A typical asynchronous transfer mode (ATM) system provides for virtual path connections addressed by a 12-bit virtual path identifier (VPI) and virtual channel connections addressed by the VPI together with a 16-bit virtual channel identifier (VCI). Typically, virtual paths are large collections of various individual virtual channels. For example, one virtual path may contain hundreds of virtual channels. In many communication systems which involve ATM, the 12-bit VPI and 16-bit VCI are too large and cumbersome since there is no need for 4096 virtual paths and 65,536 virtual channels per virtual path. If memory and switching/control information is statically assigned for all possible connections 268,435,456 (4096.times.65,536) a large amount of memory is needed and wasted. In many cases only tens or hundreds of paths and connections are required.
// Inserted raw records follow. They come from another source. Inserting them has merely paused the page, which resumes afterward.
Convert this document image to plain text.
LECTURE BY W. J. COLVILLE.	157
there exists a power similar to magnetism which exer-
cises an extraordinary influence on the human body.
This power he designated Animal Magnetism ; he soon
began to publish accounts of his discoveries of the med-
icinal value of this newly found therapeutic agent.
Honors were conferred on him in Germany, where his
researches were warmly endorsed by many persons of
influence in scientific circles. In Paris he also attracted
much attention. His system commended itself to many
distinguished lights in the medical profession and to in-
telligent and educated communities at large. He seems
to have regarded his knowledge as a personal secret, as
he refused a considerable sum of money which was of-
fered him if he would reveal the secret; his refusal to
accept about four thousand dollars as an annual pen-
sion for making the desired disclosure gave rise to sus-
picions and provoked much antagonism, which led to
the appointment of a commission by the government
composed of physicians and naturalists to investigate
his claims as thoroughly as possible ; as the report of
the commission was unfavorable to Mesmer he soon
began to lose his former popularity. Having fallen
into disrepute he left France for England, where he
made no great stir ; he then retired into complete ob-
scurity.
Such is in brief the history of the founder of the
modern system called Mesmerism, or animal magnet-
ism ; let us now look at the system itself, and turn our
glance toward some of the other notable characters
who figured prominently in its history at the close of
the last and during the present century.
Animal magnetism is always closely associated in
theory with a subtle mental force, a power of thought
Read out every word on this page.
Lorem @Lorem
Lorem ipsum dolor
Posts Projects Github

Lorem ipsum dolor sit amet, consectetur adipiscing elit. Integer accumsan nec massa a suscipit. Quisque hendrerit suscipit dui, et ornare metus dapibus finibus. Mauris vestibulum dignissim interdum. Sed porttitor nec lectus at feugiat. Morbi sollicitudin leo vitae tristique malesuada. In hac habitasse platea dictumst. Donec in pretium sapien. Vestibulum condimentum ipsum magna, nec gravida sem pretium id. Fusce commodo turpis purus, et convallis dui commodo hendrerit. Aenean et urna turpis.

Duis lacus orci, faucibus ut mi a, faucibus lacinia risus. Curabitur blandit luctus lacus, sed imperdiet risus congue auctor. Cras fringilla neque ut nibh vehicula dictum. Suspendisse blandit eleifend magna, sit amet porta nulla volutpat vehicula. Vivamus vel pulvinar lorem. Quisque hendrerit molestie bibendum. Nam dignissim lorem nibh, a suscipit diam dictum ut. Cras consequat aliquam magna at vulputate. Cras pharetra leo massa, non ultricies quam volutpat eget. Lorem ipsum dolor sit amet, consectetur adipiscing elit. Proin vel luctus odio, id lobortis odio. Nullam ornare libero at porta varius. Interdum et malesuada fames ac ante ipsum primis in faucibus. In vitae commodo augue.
At each ATM switch used for communication of data, a table of switching and control information must be maintained. Typically, in practice, the number of active connections on a typical 155.52 Mb/sec physical link is not expected to exceed 4,000 connections. Thus, the active portion of the switching information table is not required to be very large. However, in order to exploit the limited size of the number of active connections, a method to compress the 256 Meg possible virtual connections into a much lesser number active connections in a switching information table.
Clearly, using the full 28-bit VPI and VCI as an index to the switching information table is impractical for most applications and extremely inefficient and expensive. Using 256 Meg of memory for 4K active connections is a large waste of resources. Even indirect mapping for 256 Meg entries is impractical.